Barbara Frey
A tireless director, on and off the stage
Swiss Grand Award for the Performing Arts / Hans Reinhart Ring 2022
Barbara Frey, who was born in Basel in 1963, has a reputation as an astute director of theatres, and has for many years been a highly regarded stage director as well. She studied German and philosophy at the University of Zurich, began her artistic career as a drummer and songwriter and, in 1988, joined the Theater Basel as a theatre musician under Frank Baumbauer. While there, she also worked as an assistant director. She was responsible for productions at the Theater Neumarkt, Nationaltheater Mannheim and Deutsches Schauspielhaus in Hamburg before becoming in-house director of the Schaubühne am Lehniner Platz in Berlin, a position she held from 1999 to 2001; later, from 2005 to 2008, she served in the same role at the Deutsches Theater Berlin. From 2009 to 2019 Barbara Frey was director of the Schauspielhaus Zürich – the first woman to occupy this position. Currently, from 2021 to 2023, she is artistic director of the Ruhrtriennale, a major art festival that, each year, invites contemporary artists to occupy the monumental industrial architecture of the Ruhr metropolis. Invited to perform at the Berlin Theatertreffen on a number of occasions, Barbara Frey was also honoured with a Swiss Theatre Award in 2016.

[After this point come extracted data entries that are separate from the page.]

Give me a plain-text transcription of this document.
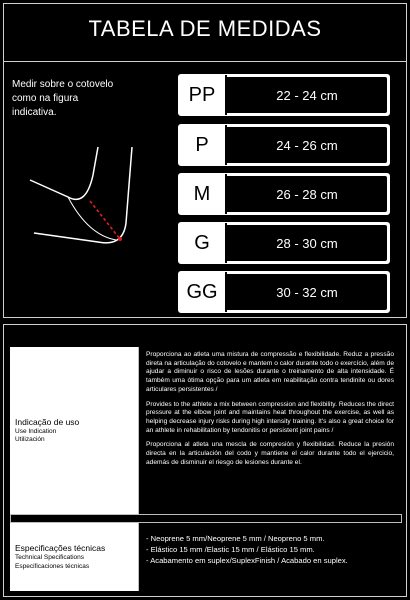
TABELA DE MEDIDAS
Medir sobre o cotovelo como na figura indicativa.
PP	22 - 24 cm
P	24 - 26 cm
M	26 - 28 cm
G	28 - 30 cm
GG	30 - 32 cm
Indicação de uso
Use Indication
Utilización

Proporciona ao atleta uma mistura de compressão e flexibilidade. Reduz a pressão direta na articulação do cotovelo e mantem o calor durante todo o exercício, além de ajudar a diminuir o risco de lesões durante o treinamento de alta intensidade. É também uma ótima opção para um atleta em reabilitação contra tendinite ou dores articulares persistentes /

Provides to the athlete a mix between compression and flexibility. Reduces the direct pressure at the elbow joint and maintains heat throughout the exercise, as well as helping decrease injury risks during high intensity training. It's also a great choice for an athlete in rehabilitation by tendonitis or persistent joint pains /

Proporciona al atleta una mescla de compresión y flexibilidad. Reduce la presión directa en la articulación del codo y mantiene el calor durante todo el ejercicio, además de disminuir el riesgo de lesiones durante el.

Especificações técnicas
Technical Specifications
Especificaciones técnicas
- Neoprene 5 mm/Neoprene 5 mm / Neopreno 5 mm.
- Elástico 15 mm /Elastic 15 mm / Elástico 15 mm.
- Acabamento em suplex/SuplexFinish / Acabado en suplex.
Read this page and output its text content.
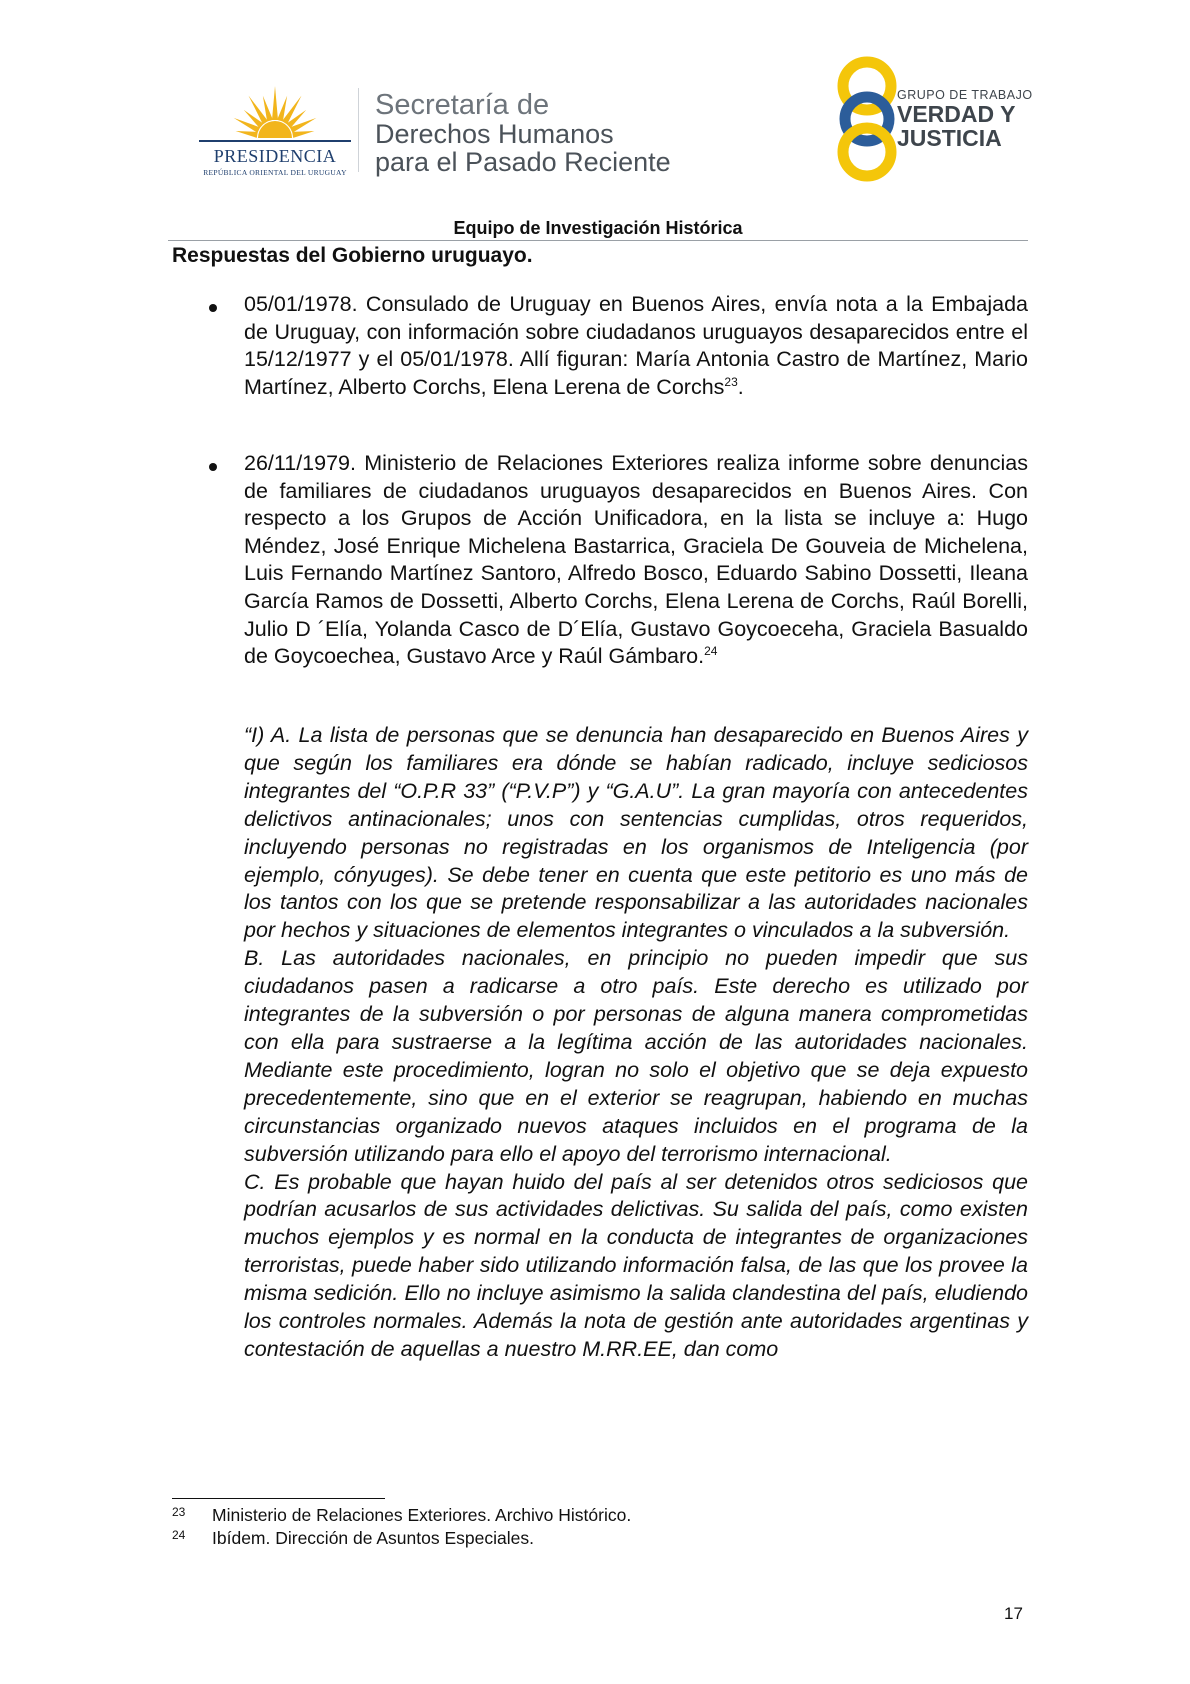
PRESIDENCIA
REPÚBLICA ORIENTAL DEL URUGUAY
Secretaría de
Derechos Humanos
para el Pasado Reciente
GRUPO DE TRABAJO
VERDAD Y
JUSTICIA
Equipo de Investigación Histórica
Respuestas del Gobierno uruguayo.
05/01/1978. Consulado de Uruguay en Buenos Aires, envía nota a la Embajada de Uruguay, con información sobre ciudadanos uruguayos desaparecidos entre el 15/12/1977 y el 05/01/1978. Allí figuran: María Antonia Castro de Martínez, Mario Martínez, Alberto Corchs, Elena Lerena de Corchs$^{23}$.
26/11/1979. Ministerio de Relaciones Exteriores realiza informe sobre denuncias de familiares de ciudadanos uruguayos desaparecidos en Buenos Aires. Con respecto a los Grupos de Acción Unificadora, en la lista se incluye a: Hugo Méndez, José Enrique Michelena Bastarrica, Graciela De Gouveia de Michelena, Luis Fernando Martínez Santoro, Alfredo Bosco, Eduardo Sabino Dossetti, Ileana García Ramos de Dossetti, Alberto Corchs, Elena Lerena de Corchs, Raúl Borelli, Julio D ´Elía, Yolanda Casco de D´Elía, Gustavo Goycoeceha, Graciela Basualdo de Goycoechea, Gustavo Arce y Raúl Gámbaro.$^{24}$

“I) A. La lista de personas que se denuncia han desaparecido en Buenos Aires y que según los familiares era dónde se habían radicado, incluye sediciosos integrantes del “O.P.R 33” (“P.V.P”) y “G.A.U”. La gran mayoría con antecedentes delictivos antinacionales; unos con sentencias cumplidas, otros requeridos, incluyendo personas no registradas en los organismos de Inteligencia (por ejemplo, cónyuges). Se debe tener en cuenta que este petitorio es uno más de los tantos con los que se pretende responsabilizar a las autoridades nacionales por hechos y situaciones de elementos integrantes o vinculados a la subversión.

B. Las autoridades nacionales, en principio no pueden impedir que sus ciudadanos pasen a radicarse a otro país. Este derecho es utilizado por integrantes de la subversión o por personas de alguna manera comprometidas con ella para sustraerse a la legítima acción de las autoridades nacionales. Mediante este procedimiento, logran no solo el objetivo que se deja expuesto precedentemente, sino que en el exterior se reagrupan, habiendo en muchas circunstancias organizado nuevos ataques incluidos en el programa de la subversión utilizando para ello el apoyo del terrorismo internacional.

C. Es probable que hayan huido del país al ser detenidos otros sediciosos que podrían acusarlos de sus actividades delictivas. Su salida del país, como existen muchos ejemplos y es normal en la conducta de integrantes de organizaciones terroristas, puede haber sido utilizando información falsa, de las que los provee la misma sedición. Ello no incluye asimismo la salida clandestina del país, eludiendo los controles normales. Además la nota de gestión ante autoridades argentinas y contestación de aquellas a nuestro M.RR.EE, dan como

23 Ministerio de Relaciones Exteriores. Archivo Histórico.
24 Ibídem. Dirección de Asuntos Especiales.
17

Barbara Frey has been working as a stage director for more than 30 years. Her first production, “Ich kann es besonders schön” after a text by Sylvia Plath, was staged at the Theater Basel in 1993. She has directed at the Bayerisches Staatsschauspiel in Munich, where “Uncle Vanya” made a guest appearance at the Berlin Theatertreffen in 2004, has been invited to work at all the most prestigious institutions in the German-speaking countries, was recruited for the Salzburg Festival, and regularly works at the Burgtheater in Vienna, where “Automatenbüffet” was invited to the Berlin Theatertreffen in 2021 and honoured with the Nestroy Theatre Prize in the “Best Direction” category. In 2009 she made her debut as an opera director at the Bayrische Staatsoper in Munich with Janáček’s “Jenůfa”, and produced “Elektra” at the Semperoper Dresden in 2014. Her time at the Schauspielhaus Zürich saw productions of numerous classics including Büchner’s “Leonce und Lena” (2011), Chekhov’s “Three Sisters” (2014), Shakespeare’s “Hamlet” (2018) and, marking the end of her directorship, “The Dead” (2019), after the short story by James Joyce. She reprised the much-admired production at the Ruhrtriennale and was among the selection for the Swiss Theatre Encounter in 2020. Barbara Frey has also promoted contemporary Swiss authors such as Lukas Bärfuss. For the 2021 edition of the Ruhrtriennale she staged Edgar Allen Poe’s “Fall of the House of Usher” in the imposing machine hall of the former Zweckel colliery in Gladbeck, while 2022 has seen a co-production with the Burgtheater in Vienna of “Das weite Land” by Arthur Schnitzler.
Barbara Frey is a role model in many ways. She is a stage director, an artist, exploring the stuff of great literature with intellectual rigour, peering into the abyss and translating the dark sides of our human existence into grand images. Her language is the lavish detail of the figures in orchestrated tableaus. Her productions are never empty constructs of ideas: they are a place of experience for the senses. There are these wonderful “gaps” which I, as viewer, am permitted to occupy, precisely because not everything is spelt out. I am invited into a complicity where there is space for my own imagination. And then there is Barbara Frey, director of institutions. Here too, she emphasises commonalities. Letting them grow takes time, but more than all else it takes attention to every single thing. Anyone who aspires to be the director of a theatre must have a desire to shape things. That this can be achieved without resorting to a crowbar is something Barbara Frey has demonstrated in her ten years as director of a theatre in Zurich, and continues to do as artistic director of the Ruhrtriennale. With this Grand Award for the Performing Arts / Hans Reinhart Ring, the jury recognises the work of an exceptional artist and astute artistic director.